Policies I enforce everywhere:

No public ingress on security groups without explicit approval
All resources must have required tags (team, environment, service)
No inline IAM policies – use managed policies
S3 buckets must have encryption and versioning enabled
RDS instances must not be publicly accessible

These aren’t business logic. They’re guardrails that prevent the easy mistakes.

Secrets Management Got Better

State files contain sensitive data. This was true in 2019 and it’s still true in 2021. The difference is that the tooling around it improved.

Use a secrets manager (AWS Secrets Manager, HashiCorp Vault) and pass sensitive values at runtime. Mark outputs as sensitive so they don’t leak in plan output or CI logs.
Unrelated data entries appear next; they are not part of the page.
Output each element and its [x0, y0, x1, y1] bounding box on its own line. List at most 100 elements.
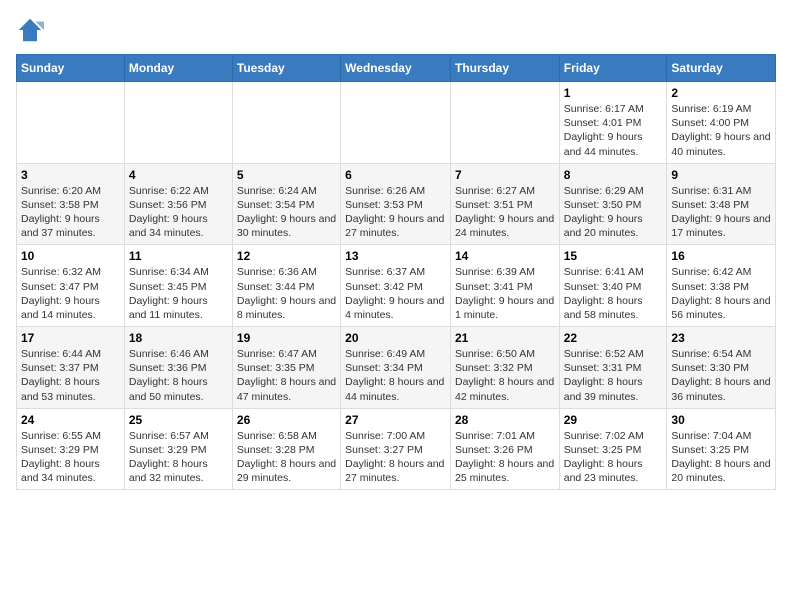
day-number: 8 — [564, 168, 663, 182]
calendar-cell: 29Sunrise: 7:02 AMSunset: 3:25 PMDayligh… — [559, 408, 667, 490]
day-info: Sunrise: 6:58 AMSunset: 3:28 PMDaylight:… — [237, 429, 336, 486]
day-info: Sunrise: 6:41 AMSunset: 3:40 PMDaylight:… — [564, 265, 663, 322]
calendar-table: SundayMondayTuesdayWednesdayThursdayFrid… — [16, 54, 776, 490]
weekday-header: Thursday — [450, 55, 559, 82]
day-number: 7 — [455, 168, 555, 182]
calendar-cell: 6 Sunrise: 6:26 AMSunset: 3:53 PMDaylight… — [341, 163, 451, 245]
weekday-header: Tuesday — [232, 55, 340, 82]
calendar-cell: 27 Sunrise: 7:00 AMSunset: 3:27 PMDayligh… — [341, 408, 451, 490]
day-info: Sunrise: 6:22 AMSunset: 3:56 PMDaylight:… — [129, 184, 228, 241]
day-info: Sunrise: 6:49 AMSunset: 3:34 PMDaylight:… — [345, 347, 446, 404]
day-number: 9 — [671, 168, 771, 182]
calendar-cell: 16 Sunrise: 6:42 AMSunset: 3:38 PMDayligh… — [667, 245, 776, 327]
calendar-cell: 13 Sunrise: 6:37 AMSunset: 3:42 PMDayligh… — [341, 245, 451, 327]
day-number: 1 — [564, 86, 663, 100]
calendar-week-row: 3 Sunrise: 6:20 AMSunset: 3:58 PMDaylight… — [17, 163, 776, 245]
calendar-cell: 23Sunrise: 6:54 AMSunset: 3:30 PMDayligh… — [667, 327, 776, 409]
calendar-cell — [450, 82, 559, 164]
calendar-cell — [17, 82, 125, 164]
day-number: 3 — [21, 168, 120, 182]
day-number: 4 — [129, 168, 228, 182]
calendar-cell: 3 Sunrise: 6:20 AMSunset: 3:58 PMDaylight… — [17, 163, 125, 245]
day-number: 20 — [345, 331, 446, 345]
day-info: Sunrise: 6:37 AMSunset: 3:42 PMDaylight:… — [345, 265, 446, 322]
day-number: 2 — [671, 86, 771, 100]
day-info: Sunrise: 6:47 AMSunset: 3:35 PMDaylight:… — [237, 347, 336, 404]
day-number: 14 — [455, 249, 555, 263]
weekday-header: Monday — [124, 55, 232, 82]
day-number: 23 — [671, 331, 771, 345]
day-info: Sunrise: 6:20 AMSunset: 3:58 PMDaylight:… — [21, 184, 120, 241]
day-number: 17 — [21, 331, 120, 345]
day-number: 16 — [671, 249, 771, 263]
calendar-cell: 8 Sunrise: 6:29 AMSunset: 3:50 PMDaylight… — [559, 163, 667, 245]
logo-icon — [16, 16, 44, 44]
day-number: 12 — [237, 249, 336, 263]
day-info: Sunrise: 6:42 AMSunset: 3:38 PMDaylight:… — [671, 265, 771, 322]
calendar-cell: 25 Sunrise: 6:57 AMSunset: 3:29 PMDayligh… — [124, 408, 232, 490]
weekday-header: Sunday — [17, 55, 125, 82]
day-number: 18 — [129, 331, 228, 345]
calendar-week-row: 1 Sunrise: 6:17 AMSunset: 4:01 PMDaylight… — [17, 82, 776, 164]
calendar-cell: 22 Sunrise: 6:52 AMSunset: 3:31 PMDayligh… — [559, 327, 667, 409]
weekday-header: Saturday — [667, 55, 776, 82]
day-info: Sunrise: 6:55 AMSunset: 3:29 PMDaylight:… — [21, 429, 120, 486]
day-info: Sunrise: 6:39 AMSunset: 3:41 PMDaylight:… — [455, 265, 555, 322]
day-info: Sunrise: 6:52 AMSunset: 3:31 PMDaylight:… — [564, 347, 663, 404]
day-info: Sunrise: 6:19 AMSunset: 4:00 PMDaylight:… — [671, 102, 771, 159]
calendar-week-row: 24 Sunrise: 6:55 AMSunset: 3:29 PMDayligh… — [17, 408, 776, 490]
calendar-cell: 11 Sunrise: 6:34 AMSunset: 3:45 PMDayligh… — [124, 245, 232, 327]
calendar-cell: 4 Sunrise: 6:22 AMSunset: 3:56 PMDaylight… — [124, 163, 232, 245]
day-number: 10 — [21, 249, 120, 263]
day-number: 13 — [345, 249, 446, 263]
day-info: Sunrise: 6:31 AMSunset: 3:48 PMDaylight:… — [671, 184, 771, 241]
day-number: 22 — [564, 331, 663, 345]
day-number: 25 — [129, 413, 228, 427]
day-info: Sunrise: 6:29 AMSunset: 3:50 PMDaylight:… — [564, 184, 663, 241]
day-number: 6 — [345, 168, 446, 182]
day-number: 29 — [564, 413, 663, 427]
calendar-cell: 26 Sunrise: 6:58 AMSunset: 3:28 PMDayligh… — [232, 408, 340, 490]
day-info: Sunrise: 6:36 AMSunset: 3:44 PMDaylight:… — [237, 265, 336, 322]
calendar-cell: 10Sunrise: 6:32 AMSunset: 3:47 PMDayligh… — [17, 245, 125, 327]
calendar-cell: 5 Sunrise: 6:24 AMSunset: 3:54 PMDaylight… — [232, 163, 340, 245]
day-number: 15 — [564, 249, 663, 263]
calendar-cell: 2 Sunrise: 6:19 AMSunset: 4:00 PMDaylight… — [667, 82, 776, 164]
calendar-cell — [124, 82, 232, 164]
logo — [16, 16, 48, 44]
day-info: Sunrise: 6:57 AMSunset: 3:29 PMDaylight:… — [129, 429, 228, 486]
day-info: Sunrise: 6:46 AMSunset: 3:36 PMDaylight:… — [129, 347, 228, 404]
day-number: 30 — [671, 413, 771, 427]
calendar-cell: 17Sunrise: 6:44 AMSunset: 3:37 PMDayligh… — [17, 327, 125, 409]
day-number: 21 — [455, 331, 555, 345]
day-number: 19 — [237, 331, 336, 345]
calendar-cell: 19 Sunrise: 6:47 AMSunset: 3:35 PMDayligh… — [232, 327, 340, 409]
calendar-header-row: SundayMondayTuesdayWednesdayThursdayFrid… — [17, 55, 776, 82]
day-number: 11 — [129, 249, 228, 263]
day-number: 27 — [345, 413, 446, 427]
day-number: 26 — [237, 413, 336, 427]
calendar-cell: 28 Sunrise: 7:01 AMSunset: 3:26 PMDayligh… — [450, 408, 559, 490]
day-number: 28 — [455, 413, 555, 427]
day-info: Sunrise: 7:01 AMSunset: 3:26 PMDaylight:… — [455, 429, 555, 486]
calendar-week-row: 10Sunrise: 6:32 AMSunset: 3:47 PMDayligh… — [17, 245, 776, 327]
calendar-cell: 18 Sunrise: 6:46 AMSunset: 3:36 PMDayligh… — [124, 327, 232, 409]
day-info: Sunrise: 6:24 AMSunset: 3:54 PMDaylight:… — [237, 184, 336, 241]
day-info: Sunrise: 7:04 AMSunset: 3:25 PMDaylight:… — [671, 429, 771, 486]
calendar-week-row: 17Sunrise: 6:44 AMSunset: 3:37 PMDayligh… — [17, 327, 776, 409]
day-info: Sunrise: 7:00 AMSunset: 3:27 PMDaylight:… — [345, 429, 446, 486]
day-number: 24 — [21, 413, 120, 427]
weekday-header: Wednesday — [341, 55, 451, 82]
day-info: Sunrise: 6:26 AMSunset: 3:53 PMDaylight:… — [345, 184, 446, 241]
day-info: Sunrise: 6:50 AMSunset: 3:32 PMDaylight:… — [455, 347, 555, 404]
calendar-cell: 24 Sunrise: 6:55 AMSunset: 3:29 PMDayligh… — [17, 408, 125, 490]
calendar-cell: 30 Sunrise: 7:04 AMSunset: 3:25 PMDayligh… — [667, 408, 776, 490]
calendar-cell: 21 Sunrise: 6:50 AMSunset: 3:32 PMDayligh… — [450, 327, 559, 409]
day-info: Sunrise: 6:34 AMSunset: 3:45 PMDaylight:… — [129, 265, 228, 322]
day-number: 5 — [237, 168, 336, 182]
day-info: Sunrise: 6:27 AMSunset: 3:51 PMDaylight:… — [455, 184, 555, 241]
calendar-cell: 20 Sunrise: 6:49 AMSunset: 3:34 PMDayligh… — [341, 327, 451, 409]
page-header — [16, 16, 776, 44]
calendar-cell: 14 Sunrise: 6:39 AMSunset: 3:41 PMDayligh… — [450, 245, 559, 327]
day-info: Sunrise: 6:17 AMSunset: 4:01 PMDaylight:… — [564, 102, 663, 159]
Never put credentials, API keys, or certificates in .tfvars files.

output "database_password" {
  value     = aws_db_instance.main.password
  sensitive = true
}

Drift Detection Isn’t Optional

Terraform assumes it’s the only thing changing your infrastructure. It isn’t. Console clicks, auto-scaling events, AWS service updates – drift happens.

Run terraform plan on a schedule (daily for production, weekly for staging) and alert on unexpected changes. This catches two things: manual changes that should have been codified, and resource changes that indicate a problem.

The Operational Routine

Terraform isn’t deploy-and-forget. It needs maintenance.

Weekly: Review plan output for drift in production stacks
Monthly: Update provider versions (pin them, but don’t let them go stale for months)
Quarterly: Audit state access, review module usage, clean up orphaned resources
Every PR: Review the plan output, not just the HCL diff

What I Would Tell 2019 Me

Invest in the module registry earlier. It’s the highest-leverage thing you can build for Terraform at scale. Every team that consumes a well-designed module is a team that isn’t reinventing infrastructure patterns.

Stop fighting workspaces. Just use directories. The extra files are worth the safety.

Get apply off of laptops on day one, not “when we’ve time.” The incident that happens before you migrate to CI will be more expensive than the migration itself.

Terraform scales fine. The syntax isn’t the hard part. Coordination, ownership, and safety are the hard parts. Get those right and the HCL takes care of itself.